In buona sostanza, mentre per i creditori del fallito il sacrificio del diritto di agire in executivis costituisce tipica espressione del principio della par condicio, con conseguente possibilità di realizzare comunque il credito partecipando alla procedura concorsuale, per i creditori della massa assistiti da valido titolo esecutivo, che -si ribadisce- sono esclusi per definizione dal concorso e vanno pagati in prededuzione, tale sacrificio risulterebbe privo di ragionevole e compatibile giustificazione.
Quanto all'esegesi, possono richiamarsi le considerazioni della Suprema Corte in ordine all'inapplicabilità ai crediti prededucibili dell'art. 55 L.F. (sentenza n. 9161/92 cit. sub. paragrafo n. 2), aggiungendo che la norma in esame, riferendosi anche alle azioni esecutive pendenti alla data di dichiarazione del fallimento ("… può essere iniziata o proseguita …"), nelle quali il debitore esecutato si identifica necessariamente con il fallito, e non specificando, per quelle da iniziare, il debitore esecutando, non può che interessare esclusivamente i creditori concorsuali.
Quindi, sia il chiaro dato testuale che il criterio logico escludono l'applicabilità del divieto ai creditori che concorsuali non sono, neppure invocando l'accezione più ampia della nozione, in quanto titolari di crediti con caratteri analoghi a quello precettato.
In relazione al significato ed alla portata del principio della par condicio, poteva, dunque, affermarsi che la notifica di precetto per il pagamento di spese processuali, in forza di sentenza passata in giudicato ed in danno di Curatela fallimentare, non incontra preclusioni di sorta.
Non sembra siano necessarie ulteriori argomentazioni, solo che si prenda atto:
a) della insanabile contraddittorietà ed irragionevolezza di un meccanismo processuale che consentisse di conseguire un valido titolo esecutivo giudiziale in danno di Curatela fallimentare, senza poterlo poi utilizzare per l'espropriazione forzata;
b) dei dubbi di legittimità costituzionale che una diversa interpretazione dell'art. 51 L.F. inevitabilmente prospetterebbe.

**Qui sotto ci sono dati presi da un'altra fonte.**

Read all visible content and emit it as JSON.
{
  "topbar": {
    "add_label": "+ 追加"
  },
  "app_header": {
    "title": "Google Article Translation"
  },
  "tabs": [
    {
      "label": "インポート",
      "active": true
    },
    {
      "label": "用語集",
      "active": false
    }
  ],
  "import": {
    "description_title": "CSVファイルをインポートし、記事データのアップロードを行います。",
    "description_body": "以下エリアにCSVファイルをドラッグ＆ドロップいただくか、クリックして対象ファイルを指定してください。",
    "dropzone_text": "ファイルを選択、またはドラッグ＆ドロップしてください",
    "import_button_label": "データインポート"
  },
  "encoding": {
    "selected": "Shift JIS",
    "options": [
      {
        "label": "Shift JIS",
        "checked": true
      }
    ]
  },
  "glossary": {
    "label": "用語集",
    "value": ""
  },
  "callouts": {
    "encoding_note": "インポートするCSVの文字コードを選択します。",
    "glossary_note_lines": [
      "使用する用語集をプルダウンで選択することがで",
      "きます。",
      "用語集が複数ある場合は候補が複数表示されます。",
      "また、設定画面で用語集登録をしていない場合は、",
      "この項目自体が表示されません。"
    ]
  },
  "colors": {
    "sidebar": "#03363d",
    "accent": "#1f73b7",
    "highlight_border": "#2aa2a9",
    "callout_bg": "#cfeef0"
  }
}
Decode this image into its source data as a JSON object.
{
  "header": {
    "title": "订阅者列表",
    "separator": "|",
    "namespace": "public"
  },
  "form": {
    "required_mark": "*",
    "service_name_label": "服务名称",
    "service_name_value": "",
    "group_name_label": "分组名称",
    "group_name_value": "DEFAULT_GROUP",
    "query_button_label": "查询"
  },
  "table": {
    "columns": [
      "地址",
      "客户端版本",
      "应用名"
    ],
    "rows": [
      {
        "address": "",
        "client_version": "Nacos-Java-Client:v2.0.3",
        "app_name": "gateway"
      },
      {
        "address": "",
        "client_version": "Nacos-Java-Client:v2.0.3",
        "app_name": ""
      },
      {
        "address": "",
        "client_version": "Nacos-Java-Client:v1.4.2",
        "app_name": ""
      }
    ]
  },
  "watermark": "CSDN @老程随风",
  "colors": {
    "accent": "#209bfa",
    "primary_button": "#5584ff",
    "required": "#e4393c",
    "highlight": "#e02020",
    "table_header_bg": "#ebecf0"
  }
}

Ed invero, ove si accedesse alla tesi della sussistenza di un divieto assoluto e generalizzato di azioni esecutive individuali sul patrimonio del fallito, senza cioè differenziazioni in ragione della natura e dei caratteri del credito azionato, si prospetterebbe la questione di legittimità costituzionale dell'art. 51 L.F., in relazione agli artt. 3 e 24 Cost., nella parte in cui estende tale divieto ai creditori della massa assistiti da valido titolo esecutivo in danno di Curatela fallimentare.
In relazione all'art. 3 Cost., in quanto il divieto de quo introdurrebbe un favor debitoris assolutamente ingiustificato, con conseguente disparità di trattamento tra soggetti passivi di rapporti obbligatori, nei cui confronti si sia formato un valido titolo esecutivo.
In relazione all'art. 24 Cost., in quanto il sacrificio del diritto di agire in executivis in danno di Curatela fallimentare apparirebbe assolutamente ingiustificato, anche se correlato al principio della par condicio creditorum, stante l'esclusione dei creditori verso la massa assistiti da valido titolo esecutivo dal novero dei creditori assoggettati alle regole del concorso formale e sostanziale.